A digitally assisted, signal folding neural recording amplifier.

A novel signal folding and reconstruction scheme for neural recording applications that exploits the 1/f(n) characteristics of neural signals is described in this paper. The amplified output is 'folded' into a predefined range of voltages by using comparison and reset circuits along with the core amplifier. After this output signal is digitized and transmitted, a reconstruction algorithm can be applied in the digital domain to recover the amplified signal from the folded waveform. This scheme enables the use of an analog-to-digital convertor with less number of bits for the same effective dynamic range. It also reduces the transmission data rate of the recording chip.
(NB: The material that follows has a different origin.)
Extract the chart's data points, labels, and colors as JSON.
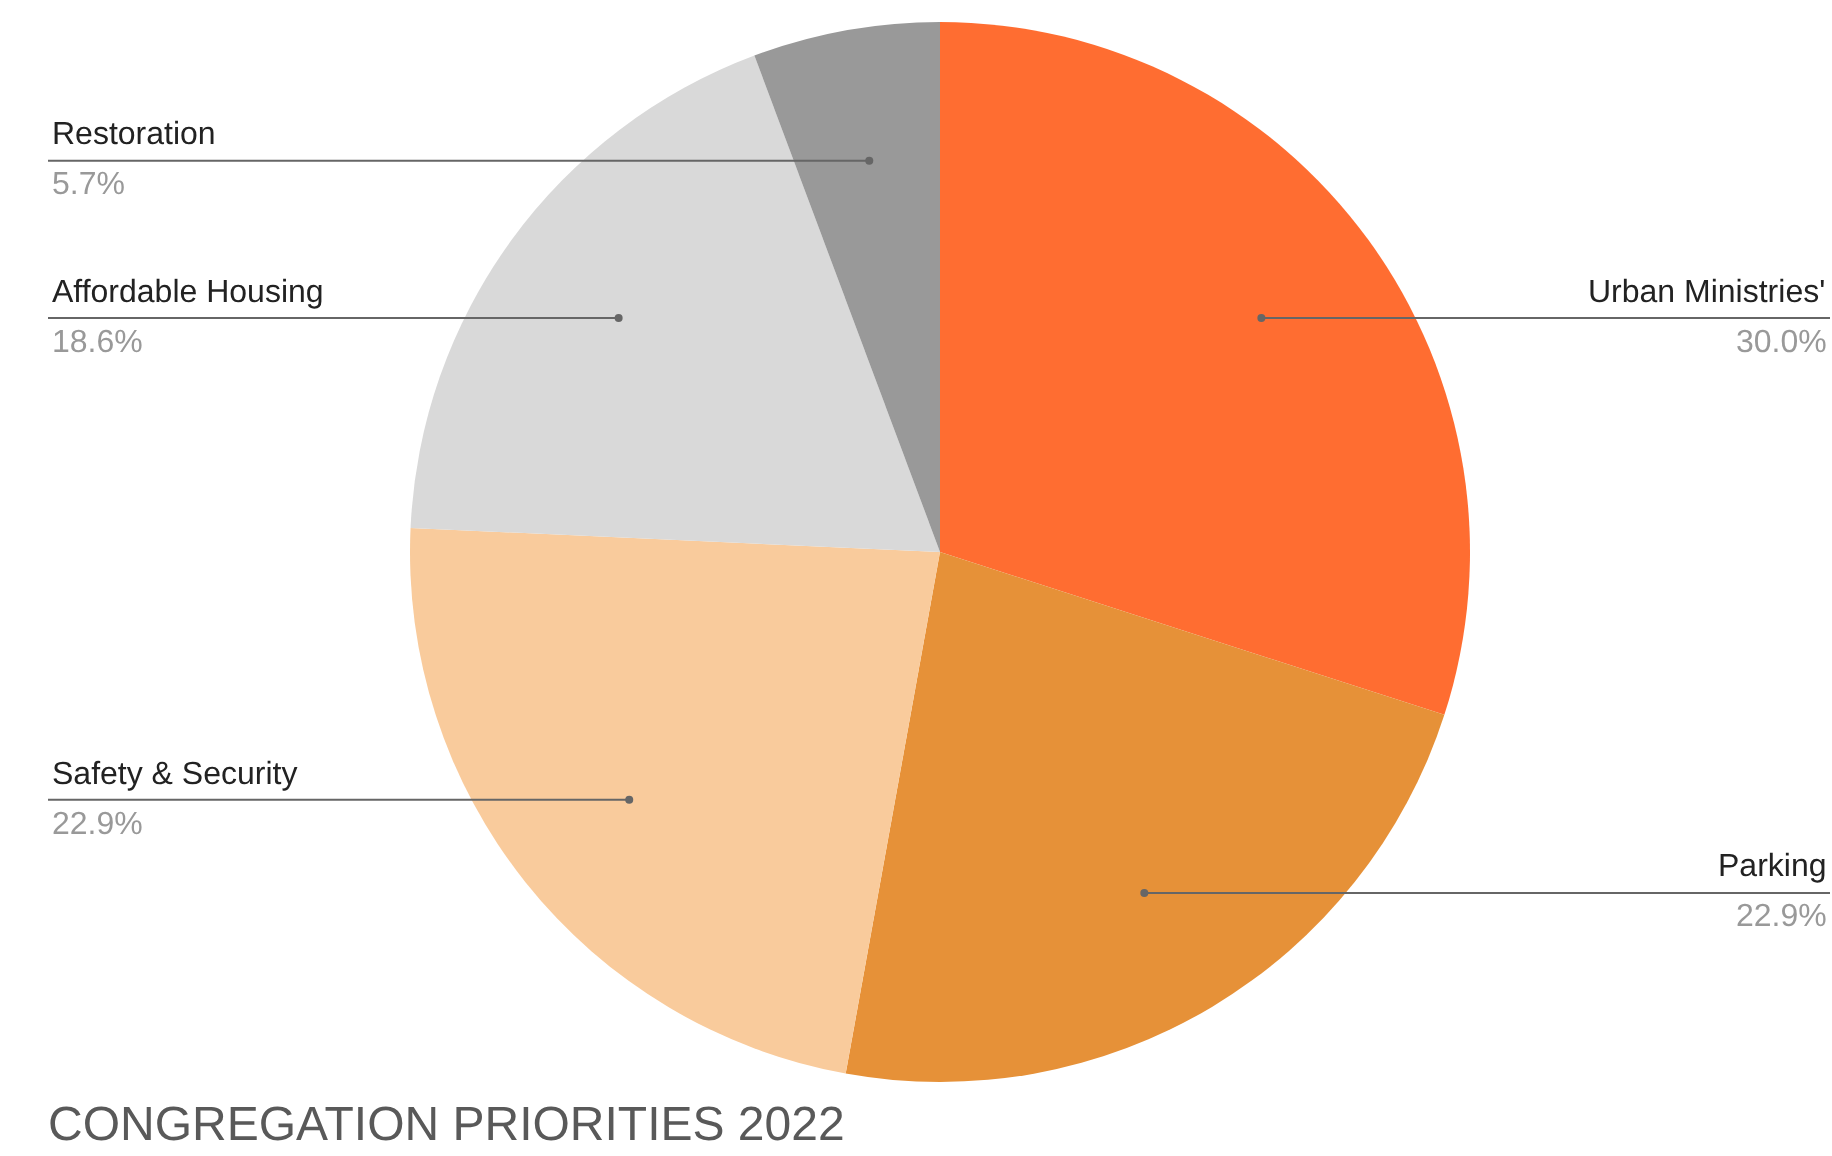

Both of these features allow power and area savings at the system level. Other advantages of the proposed topology are increased reliability due to the removal of pseudo-resistors, lower harmonic distortion and low-voltage operation. An analysis of the reconstruction error introduced by this scheme is presented along with a behavioral model to provide a quick estimate of the post reconstruction dynamic range. Measurement results from two different core amplifier designs in 65 nm and 180 nm CMOS processes are presented to prove the generality of the proposed scheme in the neural recording applications. Operating from a 1 V power supply, the amplifier in 180 nm CMOS has a gain of 54.2 dB, bandwidth of 5.7 kHz, input referred noise of 3.8 μVrms and power dissipation of 2.52 μW leading to a NEF of 3.1 in spike band. It exhibits a dynamic range of 66 dB and maximum SNDR of 43 dB in LFP band. It also reduces system level power (by reducing the number of bits in the ADC by 2) as well as data rate to 80% of a conventional design. In vivo measurements validate the ability of this amplifier to simultaneously record spike and LFP signals.